Como hoje refere com muita oportunidade José António Teixeira - Director do DN – no seu editorial: «Sabemos que o País não tem meios técnicos e humanos suficientes para manter uma rede concelhia de blocos de partos e que a concentração de alguns serviços pode assegurar maior segurança e eficácia no atendimento sanitário.«…» Tudo isto parece ser verdade. O encerramento de algumas maternidades será vantajoso para a saúde portuguesa. Admitamos que há racionalidade nesta opção e que ela não decorre apenas de um cálculo economicista, ainda que legítimo tendo em conta a debilidade dos nossos recursos» mas ficam-nos algumas questões por esclarecer:
1. porque é que nunca foram apresentados de forma clara e precisa os critérios que determinaram a escolha dos blocos de partos a encerrar?
2. porque é que às populações mais directamente afectadas pela medida continua a ser escamoteada a mais elementar das informações?
A estas dúvidas, que há alguns dias venho colocando a mim próprio, junto agora, depois de conhecidas as declarações do presidente do colégio de ginecologia-obstetrícia da Ordem dos Médicos, que ontem veio afirmar que existem quase duas dúzias de maternidades com sérias deficiências (reduzida dimensão e actividade) e que os obstetras deste país são insuficientes, estão envelhecidos e não se vislumbra a possibilidade da sua próxima substituição, mais outra:
3. para quando se prevê o encerramento do último dos blocos de parto deste país?

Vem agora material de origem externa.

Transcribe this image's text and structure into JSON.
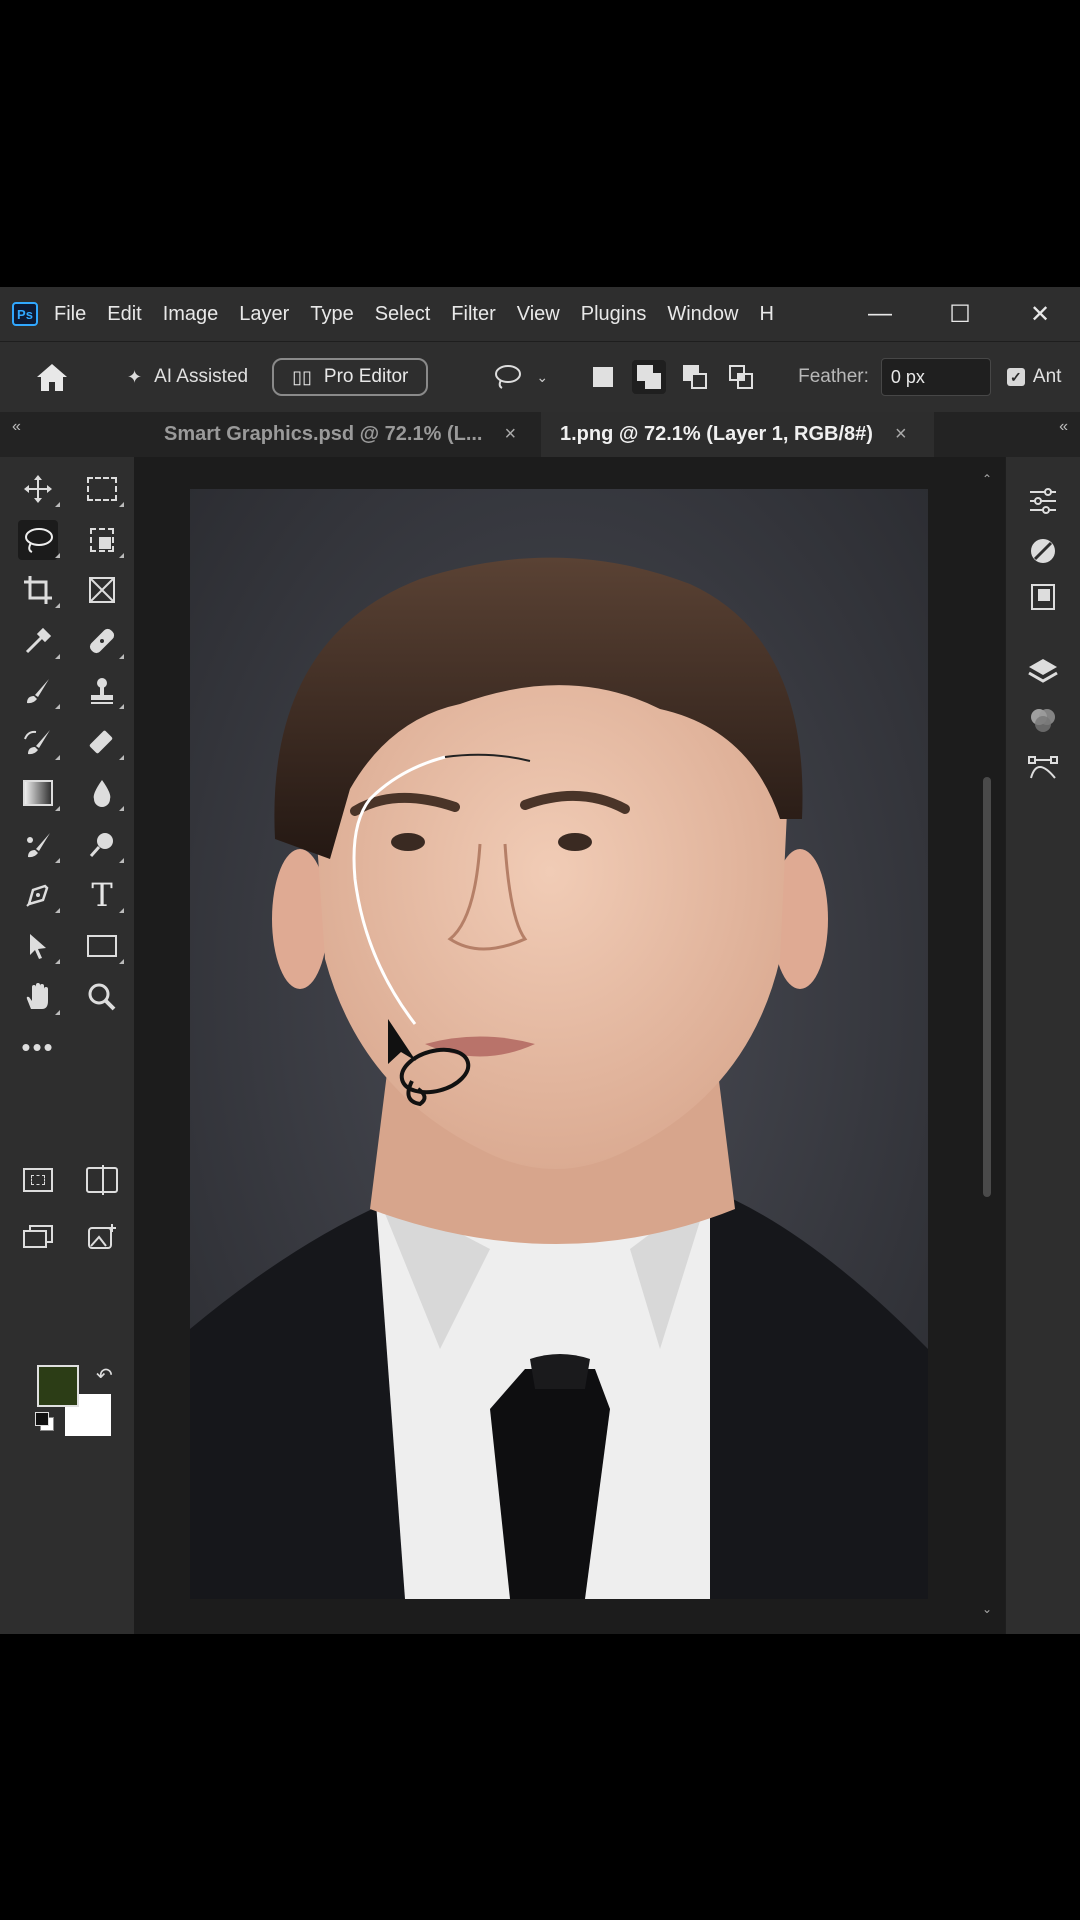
{
  "app": {
    "logo": "Ps",
    "menu": [
      "File",
      "Edit",
      "Image",
      "Layer",
      "Type",
      "Select",
      "Filter",
      "View",
      "Plugins",
      "Window",
      "H"
    ],
    "window_controls": {
      "minimize": "—",
      "maximize": "☐",
      "close": "✕"
    }
  },
  "options": {
    "ai_assisted": "AI Assisted",
    "pro_editor": "Pro Editor",
    "feather_label": "Feather:",
    "feather_value": "0 px",
    "anti_alias": "Ant"
  },
  "tabs": [
    {
      "label": "Smart Graphics.psd @ 72.1% (L...",
      "close": "×",
      "active": false
    },
    {
      "label": "1.png @ 72.1% (Layer 1, RGB/8#)",
      "close": "×",
      "active": true
    }
  ],
  "panel_collapse": {
    "left": "«",
    "right": "«"
  },
  "tools": [
    "move",
    "marquee",
    "lasso",
    "object-select",
    "crop",
    "frame",
    "eyedropper",
    "healing",
    "brush",
    "stamp",
    "history-brush",
    "eraser",
    "gradient",
    "blur",
    "dodge",
    "zoom-adjust",
    "pen",
    "type",
    "path-select",
    "rectangle",
    "hand",
    "zoom",
    "more"
  ],
  "colors": {
    "foreground": "#2c3d16",
    "background": "#ffffff",
    "accent": "#31a8ff"
  },
  "right_panel": [
    "adjustments-icon",
    "properties-icon",
    "libraries-icon",
    "layers-icon",
    "channels-icon",
    "paths-icon"
  ]
}
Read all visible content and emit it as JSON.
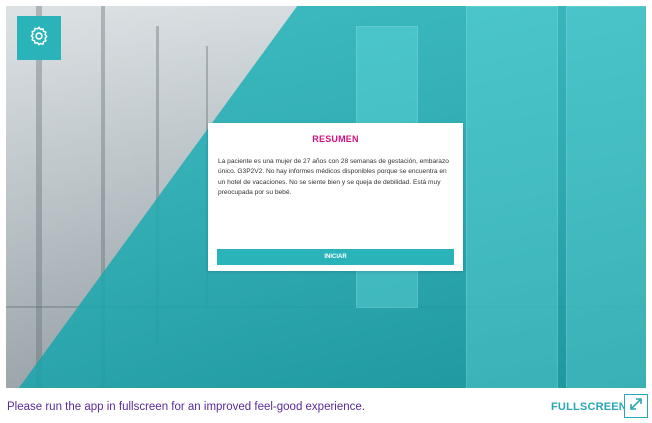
{
  "summary": {
    "title": "RESUMEN",
    "body": "La paciente es una mujer de 27 años con 28 semanas de gestación, embarazo único. G3P2V2. No hay informes médicos disponibles porque se encuentra en un hotel de vacaciones. No se siente bien y se queja de debilidad. Está muy preocupada por su bebé.",
    "start_label": "INICIAR"
  },
  "footer": {
    "message": "Please run the app in fullscreen for an improved feel-good experience.",
    "fullscreen_label": "FULLSCREEN"
  },
  "icons": {
    "settings": "gear-icon",
    "fullscreen": "expand-icon"
  },
  "colors": {
    "accent": "#2ab3b8",
    "title": "#d0137c",
    "footer_text": "#5a2a9a",
    "fullscreen_text": "#2aa7b6"
  }
}
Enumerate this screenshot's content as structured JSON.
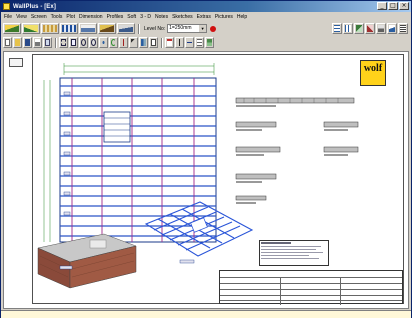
{
  "window": {
    "title": "WallPlus - [Ex]",
    "buttons": {
      "minimize": "_",
      "maximize": "□",
      "close": "×"
    }
  },
  "menu": [
    "File",
    "View",
    "Screen",
    "Tools",
    "Plot",
    "Dimension",
    "Profiles",
    "Soft",
    "3 - D",
    "Notes",
    "Sketches",
    "Extras",
    "Pictures",
    "Help"
  ],
  "toolbar": {
    "level_label": "Level No:",
    "level_value": "1=250mm"
  },
  "logo": {
    "text": "wolf",
    "sub": ""
  },
  "status": ""
}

Embora colocada de forma humorística esta questão é tanto mais pertinente quanto outras estratégias se perfilam no horizonte no momento em que já se começa a falar no interesse dos hospitais privados em assegurar mais essa valência mediante prévio acordo com o Estado. O interesse dos grupos privados que actuam no sector da saúde vem, pelo menos aparentemente, refutar a tese da falta de obstetras, apenas faltando que venham a assegurar esse serviço nas mesmas instalações que o governo (a conselho da tal comissão) agora considera “perigosas”.
É por estas questões e pelo exemplo de outras ocorrências noutros sectores nacionais que as dúvidas que me assolam justificam respostas, as quais temos pleno direito de exigir àqueles a quem foi entregue a gestão da “coisa pública” nacional.